Quanto mais ele pensava nisso, mais ficava irritado. A vitória estava ao alcance. Como ela escapou tão facilmente?

Layla permanecia em silêncio. Hugo só queria uma vida tranquila. Na sua idade, ninguém queria ir para a prisão.

Lilith tinha conseguido atingi-lo. Foi tudo o que precisou.

Ela sentiu um arrepio de desconforto. "Dom, vamos voltar. Amanhã é véspera de Ano Novo. Cuidamos do resto depois do feriado. Vamos nos reerguer."

"Não entre em pânico. Deixe que investiguem. Vamos transferir a culpa para os parentes de Caspian. Deixei uma saída no contrato. Você vai ficar bem. A empresa vai sofrer, mas podemos nos recuperar."

Enquanto Alex estivesse por perto, os danos poderiam ser controlados.

O tom de Alex ficou mais animado. "Senhora, não sei exatamente o que fazer, mas vou dar um jeito. Vou garantir que as consequências sejam mínimas."
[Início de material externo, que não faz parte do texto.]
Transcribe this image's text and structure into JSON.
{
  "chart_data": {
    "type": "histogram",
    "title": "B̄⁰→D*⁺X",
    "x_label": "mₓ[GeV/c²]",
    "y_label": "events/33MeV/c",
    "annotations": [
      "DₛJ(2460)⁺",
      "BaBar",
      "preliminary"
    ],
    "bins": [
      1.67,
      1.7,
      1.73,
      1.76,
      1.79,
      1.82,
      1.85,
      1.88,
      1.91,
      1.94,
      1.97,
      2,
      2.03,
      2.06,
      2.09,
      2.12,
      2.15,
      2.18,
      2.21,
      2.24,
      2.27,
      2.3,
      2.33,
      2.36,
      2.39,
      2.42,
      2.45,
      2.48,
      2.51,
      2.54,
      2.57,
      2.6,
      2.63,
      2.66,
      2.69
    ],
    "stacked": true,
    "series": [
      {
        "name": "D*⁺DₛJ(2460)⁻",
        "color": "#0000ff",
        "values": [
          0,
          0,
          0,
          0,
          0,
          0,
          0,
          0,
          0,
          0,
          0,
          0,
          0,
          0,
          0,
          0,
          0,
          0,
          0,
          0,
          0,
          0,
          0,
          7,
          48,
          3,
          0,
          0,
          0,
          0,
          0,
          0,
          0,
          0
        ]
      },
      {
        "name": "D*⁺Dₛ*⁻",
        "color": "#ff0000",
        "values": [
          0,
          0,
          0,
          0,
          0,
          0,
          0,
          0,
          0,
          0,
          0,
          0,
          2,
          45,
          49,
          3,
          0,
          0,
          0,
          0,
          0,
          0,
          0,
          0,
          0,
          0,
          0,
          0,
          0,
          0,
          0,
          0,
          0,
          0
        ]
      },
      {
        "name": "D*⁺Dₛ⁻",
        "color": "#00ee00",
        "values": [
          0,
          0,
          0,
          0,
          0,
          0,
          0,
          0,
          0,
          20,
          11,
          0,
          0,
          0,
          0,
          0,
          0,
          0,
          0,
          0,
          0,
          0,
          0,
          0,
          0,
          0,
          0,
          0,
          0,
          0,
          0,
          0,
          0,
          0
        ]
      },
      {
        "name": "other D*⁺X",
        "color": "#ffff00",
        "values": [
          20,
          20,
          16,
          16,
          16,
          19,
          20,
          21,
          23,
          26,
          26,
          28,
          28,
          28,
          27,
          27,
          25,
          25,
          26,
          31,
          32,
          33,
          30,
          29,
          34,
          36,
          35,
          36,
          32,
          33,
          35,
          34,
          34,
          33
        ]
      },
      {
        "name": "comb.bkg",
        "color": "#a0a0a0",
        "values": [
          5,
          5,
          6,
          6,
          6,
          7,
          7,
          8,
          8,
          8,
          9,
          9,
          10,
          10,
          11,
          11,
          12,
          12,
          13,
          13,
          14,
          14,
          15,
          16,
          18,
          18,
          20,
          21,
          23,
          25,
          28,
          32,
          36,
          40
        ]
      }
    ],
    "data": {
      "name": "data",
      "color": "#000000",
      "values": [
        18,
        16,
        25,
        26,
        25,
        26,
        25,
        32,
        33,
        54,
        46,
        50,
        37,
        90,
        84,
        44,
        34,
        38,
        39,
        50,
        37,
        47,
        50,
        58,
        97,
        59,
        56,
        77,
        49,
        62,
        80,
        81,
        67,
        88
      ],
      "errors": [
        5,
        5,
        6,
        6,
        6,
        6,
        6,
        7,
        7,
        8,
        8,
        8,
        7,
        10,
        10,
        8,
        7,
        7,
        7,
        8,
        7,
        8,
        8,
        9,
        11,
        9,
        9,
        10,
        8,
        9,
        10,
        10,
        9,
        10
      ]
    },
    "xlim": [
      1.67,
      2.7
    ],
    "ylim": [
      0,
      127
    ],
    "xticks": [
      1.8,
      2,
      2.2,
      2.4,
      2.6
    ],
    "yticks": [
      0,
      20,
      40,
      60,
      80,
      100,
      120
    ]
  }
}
"Ótimo. Confio mais em você do que em qualquer outra pessoa. Vou aumentar seu salário para R$ 3.000.000 por ano. Você tem trabalhado duro."

Alex abriu um sorriso radiante. "Obrigado, Senhora! Vou cuidar de tudo agora mesmo."

Layla encerrou a ligação. Seus olhos se encheram de lágrimas, mas ela as conteve. Lilith pagaria caro—ela garantiria isso.

Isso tinha que ser obra de Lilith e Steffan.

Dominick observou seu rosto se fechar e perguntou suavemente: "O que aconteceu com a empresa?"